There are 3 best solutions below

0
On BEST ANSWER

It's inefficient (runs a bunch of subprocesses), but the following will do the job with GNU or modern BSD find:

find . -type d -exec test -d '{}/.git' ';' -prune -o -type d -print

If you're not guaranteed to have a find with any functionality not guaranteed in the POSIX standard, then you might need to take even more of an efficiency loss (to make {} its own token, rather than a substring, by having a shell run the test):

find . -type d -exec sh -c 'test -d "$1/.git"' _ '{}' ';' -prune -o -type d -print

This works by using -exec as a predicate, running a test that find doesn't have support for built-in.

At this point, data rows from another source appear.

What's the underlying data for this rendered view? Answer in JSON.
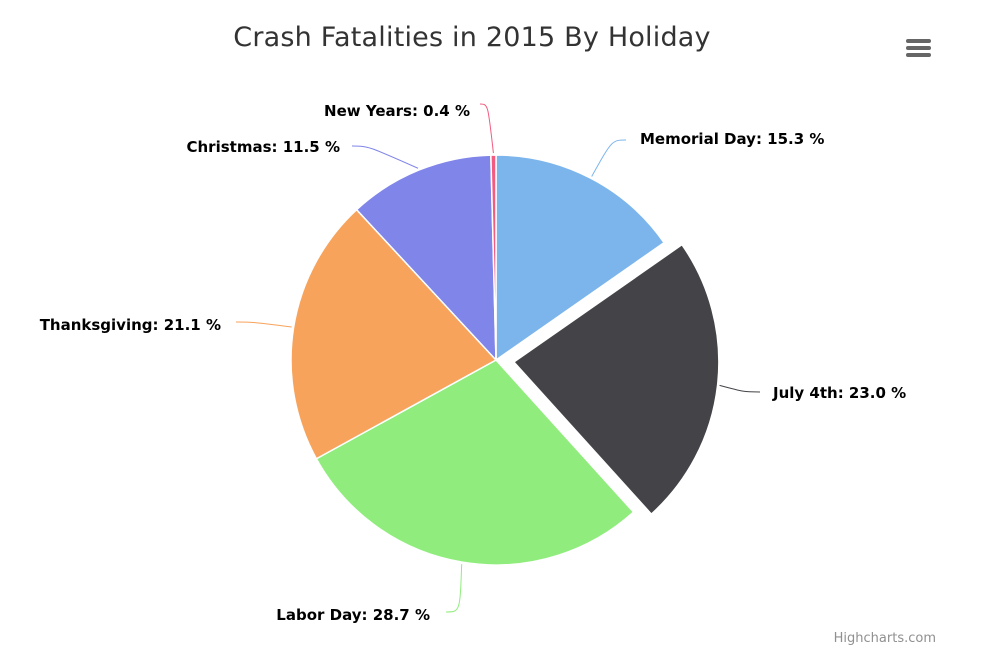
{
  "chart_data": {
    "type": "pie",
    "title": "Crash Fatalities in 2015 By Holiday",
    "unit": "%",
    "slices": [
      {
        "name": "Memorial Day",
        "value": 15.3,
        "label": "Memorial Day: 15.3 %",
        "color": "#7cb5ec",
        "exploded": false
      },
      {
        "name": "July 4th",
        "value": 23.0,
        "label": "July 4th: 23.0 %",
        "color": "#434348",
        "exploded": true
      },
      {
        "name": "Labor Day",
        "value": 28.7,
        "label": "Labor Day: 28.7 %",
        "color": "#90ed7d",
        "exploded": false
      },
      {
        "name": "Thanksgiving",
        "value": 21.1,
        "label": "Thanksgiving: 21.1 %",
        "color": "#f7a35c",
        "exploded": false
      },
      {
        "name": "Christmas",
        "value": 11.5,
        "label": "Christmas: 11.5 %",
        "color": "#8085e9",
        "exploded": false
      },
      {
        "name": "New Years",
        "value": 0.4,
        "label": "New Years: 0.4 %",
        "color": "#f15c80",
        "exploded": false
      }
    ]
  },
  "toolbar": {
    "menu_icon": "hamburger-menu-icon"
  },
  "credits": {
    "text": "Highcharts.com"
  }
}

Note the use of the inefficient -exec [...] {} [...] \; rather than the more efficient -exec [...] {} +; as the latter passes multiple filenames to each invocation, it has no way to get back individual per-filename results and so always evaluates as true.

0
On

In case you want to find only the top directories add the option -maxdepth 1 like

$ find . -type d -exec test -d '{}/.git' ';' -maxdepth 1 -prune -o -type d -print
.
./b
./c
$
1
On

If you don't mind using a temporary file, then:

find . -type d -print > all_dirs
fgrep -vxf <(grep '/\.git$' all_dirs | sed 's#/\.git$##') all_dirs | grep -vE '/\.git$|/\.git/'
rm all_dirs
  • The first step gets all subdirectory paths into all_dirs file
  • The second steps filters out the directories that have a .git subdirectory as well as the .git subdirectories. The -x option is necessary because we need to eliminate only the lines that match in entirety.

This will be a little more efficient compared to Charles' answer in that it doesn't run so many subprocesses. However, it would give a wrong output if any of the directories have a newline character in them.